Marcelo e a regra dos 4 segundos no futsal
A bazuca europeia já está no terreno, mas o Presidente da República continua a discutir onde é que deve ser colocado o dinheiro.
Marcelo Rebelo de Sousa escolhe alturas e ocasiões, no mínimo estranhas, para falar sobre os fundos comunitários e sobre a bazuca europeia.
Há pouco mais de uma semana, precisamente no dia de reflexão antes das eleições legislativas, o Presidente da República fez um discurso a pedir mudanças de fundo na economia, para não corrermos o risco de “encharcar com milhões as areias de um deserto”. Ou seja, o risco de desperdiçar os milhões de euros que virão de Bruxelas.
Convenhamos que não é propriamente o discurso mais isento para se ter no dia de reflexão, véspera de eleições.
Passou uma semana e o Presidente da República volta a falar sobre o assunto. A ocasião escolhida, também convenhamos, não foi a mais ortodoxa. Marcelo Rebelo de Sousa recebeu ontem, no Palácio de Belém, a Seleção Nacional de Futsal que se sagrou bicampeã da Europa nos Países Baixos (um parêntesis para dar os parabéns à seleção).
Foi a falar para o Pany, para o Bebé, para o Zicky e para os outros jogadores da seleção de Futsal que Marcelo Rebelo de Sousa resolveu falar de… fundos comunitários.
O Presidente da República fez a seguinte analogia com o futsal: “Estamos a entrar numa fase em que temos à nossa disposição, não propriamente aquilo que se tem dito que é o paraíso ao virar da esquina, mas temos muitos fundos europeus. É verdade, é fundamental que sejam muito bem utilizados, com rigor, com transparência, com profissionalismo, eficiência, eficácia. Também aqui, para além do apito final do termo de utilização dos fundos, não temos mais fundos. Ou ganhamos ou perdemos”.
Se nos abstrairmos dos dias e dos locais escolhidos para falar sobre os fundos comunitários, Marcelo Rebelo de Sousa tem razão na mensagem, ou pelo menos em parte da mensagem.

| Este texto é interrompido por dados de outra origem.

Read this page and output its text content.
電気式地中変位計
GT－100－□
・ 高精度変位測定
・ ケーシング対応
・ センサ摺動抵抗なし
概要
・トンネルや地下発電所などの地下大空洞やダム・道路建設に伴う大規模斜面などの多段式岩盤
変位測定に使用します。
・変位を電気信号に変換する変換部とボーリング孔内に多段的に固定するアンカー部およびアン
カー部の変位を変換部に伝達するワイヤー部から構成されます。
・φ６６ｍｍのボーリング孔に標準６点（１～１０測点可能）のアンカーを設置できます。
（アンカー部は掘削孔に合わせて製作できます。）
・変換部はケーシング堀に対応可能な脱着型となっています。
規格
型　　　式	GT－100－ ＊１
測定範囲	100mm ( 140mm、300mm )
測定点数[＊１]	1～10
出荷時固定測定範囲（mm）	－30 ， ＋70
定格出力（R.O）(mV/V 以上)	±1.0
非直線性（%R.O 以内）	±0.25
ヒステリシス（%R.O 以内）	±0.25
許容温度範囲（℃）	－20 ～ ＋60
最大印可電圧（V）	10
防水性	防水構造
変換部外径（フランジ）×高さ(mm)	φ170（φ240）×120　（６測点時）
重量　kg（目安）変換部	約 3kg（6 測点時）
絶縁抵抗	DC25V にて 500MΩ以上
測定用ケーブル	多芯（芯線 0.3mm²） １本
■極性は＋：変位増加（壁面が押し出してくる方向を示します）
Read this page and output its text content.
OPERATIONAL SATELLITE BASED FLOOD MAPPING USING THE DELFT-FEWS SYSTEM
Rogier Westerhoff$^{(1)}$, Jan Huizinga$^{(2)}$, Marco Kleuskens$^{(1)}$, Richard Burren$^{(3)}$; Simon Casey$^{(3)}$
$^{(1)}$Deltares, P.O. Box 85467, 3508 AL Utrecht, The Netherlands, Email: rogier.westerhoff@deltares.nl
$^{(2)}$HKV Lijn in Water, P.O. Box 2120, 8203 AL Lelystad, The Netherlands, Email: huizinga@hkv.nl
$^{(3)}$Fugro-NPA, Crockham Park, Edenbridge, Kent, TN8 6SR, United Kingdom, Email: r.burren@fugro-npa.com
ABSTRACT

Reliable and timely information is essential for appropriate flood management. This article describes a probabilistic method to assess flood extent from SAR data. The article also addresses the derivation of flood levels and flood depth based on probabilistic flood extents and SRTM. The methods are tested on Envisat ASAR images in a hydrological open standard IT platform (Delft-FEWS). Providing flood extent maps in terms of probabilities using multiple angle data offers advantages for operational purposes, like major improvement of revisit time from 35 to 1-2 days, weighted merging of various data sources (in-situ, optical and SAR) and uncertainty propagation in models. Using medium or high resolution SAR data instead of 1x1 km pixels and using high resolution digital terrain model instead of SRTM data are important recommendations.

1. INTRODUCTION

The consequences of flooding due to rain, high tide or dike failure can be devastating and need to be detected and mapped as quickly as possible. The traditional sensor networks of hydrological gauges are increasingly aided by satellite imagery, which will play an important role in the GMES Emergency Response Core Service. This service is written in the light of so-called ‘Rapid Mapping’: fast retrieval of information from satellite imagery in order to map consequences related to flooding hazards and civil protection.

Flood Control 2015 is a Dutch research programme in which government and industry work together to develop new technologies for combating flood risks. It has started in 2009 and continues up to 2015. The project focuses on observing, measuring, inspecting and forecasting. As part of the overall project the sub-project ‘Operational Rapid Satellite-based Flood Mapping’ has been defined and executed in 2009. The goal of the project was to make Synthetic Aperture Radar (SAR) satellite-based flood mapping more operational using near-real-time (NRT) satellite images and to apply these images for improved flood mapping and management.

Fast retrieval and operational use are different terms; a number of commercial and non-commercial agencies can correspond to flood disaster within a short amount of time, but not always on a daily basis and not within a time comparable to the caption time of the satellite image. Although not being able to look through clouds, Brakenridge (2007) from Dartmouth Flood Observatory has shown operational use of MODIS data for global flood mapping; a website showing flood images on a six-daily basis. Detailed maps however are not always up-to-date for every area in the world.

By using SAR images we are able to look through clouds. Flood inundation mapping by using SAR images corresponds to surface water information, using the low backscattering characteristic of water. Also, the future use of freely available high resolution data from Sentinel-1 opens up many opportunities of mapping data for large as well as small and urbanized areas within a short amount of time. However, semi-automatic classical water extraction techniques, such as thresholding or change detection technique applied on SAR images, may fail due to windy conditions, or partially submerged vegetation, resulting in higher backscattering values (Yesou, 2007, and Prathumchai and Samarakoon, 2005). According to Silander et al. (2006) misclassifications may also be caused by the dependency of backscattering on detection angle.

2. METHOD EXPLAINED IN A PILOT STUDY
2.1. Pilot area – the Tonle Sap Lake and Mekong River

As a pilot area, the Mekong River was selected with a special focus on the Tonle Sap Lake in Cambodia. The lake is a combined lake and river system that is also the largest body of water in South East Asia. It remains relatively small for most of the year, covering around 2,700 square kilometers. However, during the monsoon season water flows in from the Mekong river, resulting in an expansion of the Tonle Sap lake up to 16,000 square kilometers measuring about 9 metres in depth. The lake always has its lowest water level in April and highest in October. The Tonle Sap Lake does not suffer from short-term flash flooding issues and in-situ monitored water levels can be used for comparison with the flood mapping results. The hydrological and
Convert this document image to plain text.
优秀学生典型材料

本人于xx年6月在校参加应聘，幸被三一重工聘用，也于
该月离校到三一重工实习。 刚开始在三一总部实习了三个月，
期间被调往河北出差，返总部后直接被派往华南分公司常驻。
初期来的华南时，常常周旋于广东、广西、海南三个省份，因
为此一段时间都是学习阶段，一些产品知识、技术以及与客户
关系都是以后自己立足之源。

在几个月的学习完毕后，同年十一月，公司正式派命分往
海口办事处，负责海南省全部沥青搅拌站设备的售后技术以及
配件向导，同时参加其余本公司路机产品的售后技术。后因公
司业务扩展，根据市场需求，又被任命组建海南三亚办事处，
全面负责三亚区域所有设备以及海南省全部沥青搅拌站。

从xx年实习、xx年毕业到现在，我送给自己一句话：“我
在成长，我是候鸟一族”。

Tem razão sobre a necessidade de apressar o passo, mas não tem razão ao querer reabrir a discussão sobre onde investir o dinheiro.
Estar a discutir, nesta altura, se os fundos devem ser usados mais ali ou acolá, mais à esquerda ou mais à direita, mais para Estado ou para as empresas, creio ser uma discussão estéril e ultrapassada. O PRR já foi discutido, já foi debatido no Parlamento, já esteve em consulta pública, já teve milhares de contributos, já foi aprovado e elogiado pela Comissão Europeia, já começaram a chegar os cheques, já há dinheiro contratado, aprovado e pago e já há obras no terreno.
Sabemos que Marcelo Rebelo de Sousa não morre de amores pelo PPR. No ano passado, segundo o Expresso, Marcelo terá tido um encontro com empresários onde terá criticado, à porta fechada, as escolhas do Governo para o PRR. Na altura, confrontado pelos jornalistas com a notícia, o Presidente da República encolheu os ombros, dizendo que “não é o plano ideal, mas é o que temos”.
O Presidente tem razão. Bem ou mal é o que temos. E não se pode reprogramar. Já passou o tempo de nos questionarmos se estamos a “encharcar com milhões as areias de um deserto”. O PRR pode não ser a última Coca-Cola do deserto, mas não existe lá nenhum investimento que possamos dizer que seja um desperdício de dinheiro.
A prioridade agora é executar. Não podemos estar sempre a reabrir as discussões. Passámos 50 anos a discutir e ainda não sabemos onde vamos construir o novo aeroporto de Lisboa. A construção da barragem do Pisão, no Alto Alentejo, já foi anunciada por quadro primeiros-ministros e nunca saiu do papel: Mário Soares, António Guterres, Durão Barroso e António Costa. E agora, finalmente, há dinheiro do PRR para fazer a obra.
No futsal existe uma regra chamada regra dos quatro segundos para evitar perdas desnecessárias de tempo. Na reposição de bola em jogo, marcação de livres e nos cantos, o jogador na posse da bola tem apenas quatro segundos para reiniciar o jogo, uma contagem feita pelo árbitro com os dedos no ar. Se não o fizer, é atribuído um livre indireto à equipa adversária. Daí no futsal não haver perdas de tempo.
Nos fundos comunitários, depois de tanto tempo a debater e a discutir, creio que já passaram os quatro segundos. Agora é bola para a frente.